Life in Colour

Ann Shelton and Duncan Munro meticulously restore the original modernist colour scheme in their 1950s home.

Life in Colour

Ann Shelton and Duncan Munro meticulously restore the original modernist colour scheme in their 1950s home.

In 1957 Nancy Martin was purportedly the first single woman in Wellington to receive a mortgage to build her own home. Martin didn’t have a husband, and is listed on her mortgage as a spinster.

Armed with the independence, privacy and self-determination that her own home would allow, Martin claimed an autonomous space for her single and alternatively constituted feminine self; her home was critical to this end. It wasn’t a typical New Zealand home either – Martin commissioned Jewish emigré architect Frederick Ost, and it remains one of a handful of examples of a home designed by him.

Ost was Czechoslovakian and trained and worked in Vienna before escaping Nazism with his wife, arriving as refugees in New Zealand in 1940. In her review of Leonard Bell’s book Strangers Arrive, Sally Blundell describes how “a cohort of new architects, including Ernst Plischke, Helmut Einhorn, Henry Kulka, Frederick Newman, Imi Porsolt and Vladimir Čačala, introduced a Bauhaus-informed modernism that was simple, sophisticated and functional, and aesthetic in its use of space and light. Many new arrivals found a receptive audience, but there was also a prevailing sense of wartime suspicion.”

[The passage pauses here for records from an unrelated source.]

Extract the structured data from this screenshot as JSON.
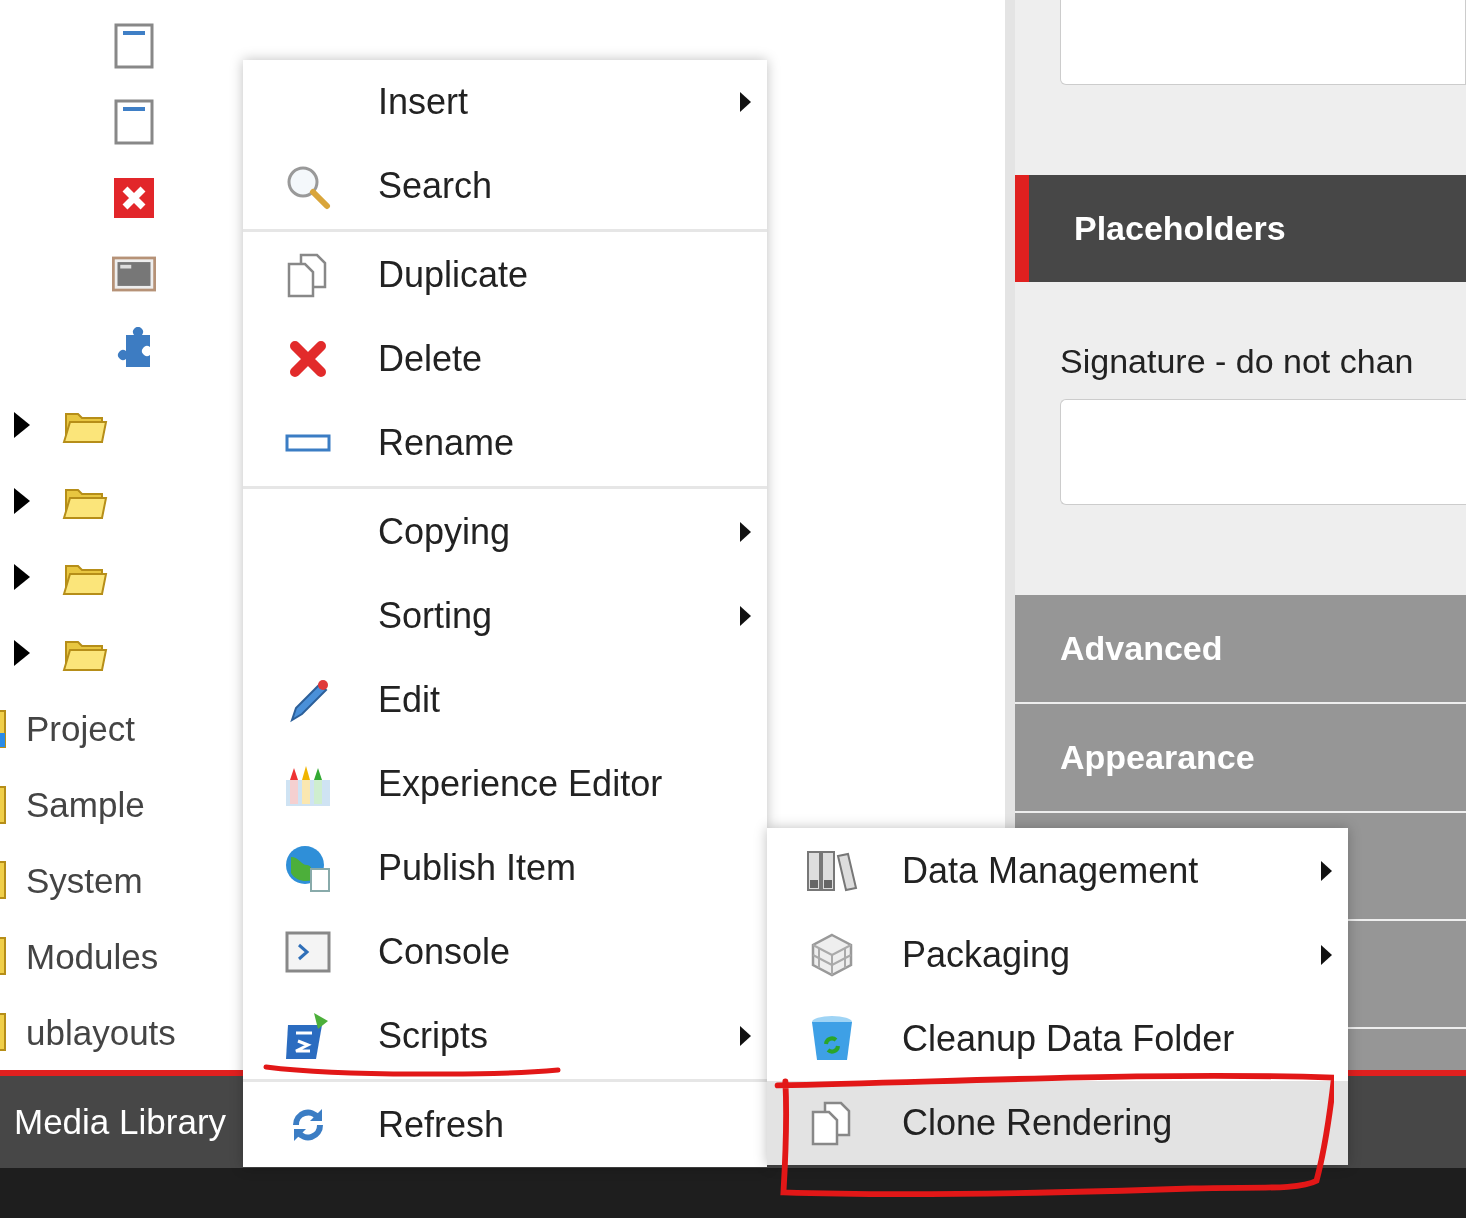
{
  "tree": {
    "items": [
      {
        "kind": "page"
      },
      {
        "kind": "page"
      },
      {
        "kind": "error"
      },
      {
        "kind": "textbox"
      },
      {
        "kind": "puzzle"
      },
      {
        "kind": "folder",
        "expandable": true
      },
      {
        "kind": "folder",
        "expandable": true
      },
      {
        "kind": "folder",
        "expandable": true
      },
      {
        "kind": "folder",
        "expandable": true
      },
      {
        "kind": "label",
        "label": "Project",
        "badge": true
      },
      {
        "kind": "label",
        "label": "Sample",
        "badge": false
      },
      {
        "kind": "label",
        "label": "System",
        "badge": false
      },
      {
        "kind": "label",
        "label": "Modules",
        "badge": false
      },
      {
        "kind": "label",
        "label": "ublayouts",
        "badge": false
      }
    ]
  },
  "bottom_bar": {
    "label": "Media Library"
  },
  "context_menu": {
    "groups": [
      [
        {
          "label": "Insert",
          "kind": "none",
          "submenu": true
        },
        {
          "label": "Search",
          "kind": "search",
          "submenu": false
        }
      ],
      [
        {
          "label": "Duplicate",
          "kind": "duplicate",
          "submenu": false
        },
        {
          "label": "Delete",
          "kind": "delete",
          "submenu": false
        },
        {
          "label": "Rename",
          "kind": "rename",
          "submenu": false
        }
      ],
      [
        {
          "label": "Copying",
          "kind": "none",
          "submenu": true
        },
        {
          "label": "Sorting",
          "kind": "none",
          "submenu": true
        },
        {
          "label": "Edit",
          "kind": "edit",
          "submenu": false
        },
        {
          "label": "Experience Editor",
          "kind": "experience",
          "submenu": false
        },
        {
          "label": "Publish Item",
          "kind": "publish",
          "submenu": false
        },
        {
          "label": "Console",
          "kind": "console",
          "submenu": false
        },
        {
          "label": "Scripts",
          "kind": "scripts",
          "submenu": true
        }
      ],
      [
        {
          "label": "Refresh",
          "kind": "refresh",
          "submenu": false
        }
      ]
    ]
  },
  "submenu": {
    "items": [
      {
        "label": "Data Management",
        "kind": "binders",
        "submenu": true,
        "selected": false
      },
      {
        "label": "Packaging",
        "kind": "cube",
        "submenu": true,
        "selected": false
      },
      {
        "label": "Cleanup Data Folder",
        "kind": "bin",
        "submenu": false,
        "selected": false
      },
      {
        "label": "Clone Rendering",
        "kind": "duplicate",
        "submenu": false,
        "selected": true
      }
    ]
  },
  "editor": {
    "sections": [
      {
        "title": "Placeholders",
        "expanded": true,
        "field": {
          "label": "Signature - do not chan"
        }
      },
      {
        "title": "Advanced",
        "expanded": false
      },
      {
        "title": "Appearance",
        "expanded": false
      }
    ]
  }
}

Martin lived in the house until her death in 2006; we purchased it in 2013 and it is almost entirely unaltered. There have been a few minor changes, mostly in the seven years between Martin’s death and us taking ownership – the exterior had been repainted, the shagpile carpets and curtains had been removed but the interior was largely untouched – light fittings, tapware, built-in speakers, lino flooring, pegboard walls. At some point, however, the kitchen, bathroom, hall and toilet had been repainted in a mix of off-whites.

The first major task was rewiring: when the switch and outlet covers were removed, we discovered the original colour scheme. Further clues to the scheme were found on the kitchen’s chipped cupboards and drawers and in remnants like the red kitchen lino, red and dusty-pink ceilings in the back bedrooms, and the pale pink ceiling in the entrance hallway. What was eventually revealed was quite a radical palette of more than half a dozen different colours.

We resolved to return these rooms to their original colours. It took a long time, and a lot of test pots. We got extremely close but things still felt slightly off until, at the last minute, an Instagram post of our progress received a comment telling us that in 1957 there was only one colour chart to choose from – BS2660. On the Saturday before the painters arrived, we found that BS2660 was still on Resene’s database and we were able to precisely match all the paint colours.

The new painting connected up the dots. The house has a strong personality and the new/old colours immediately fitted right in. It beams a little, it’s spirited – it’s like the stripes in an old-school toothpaste.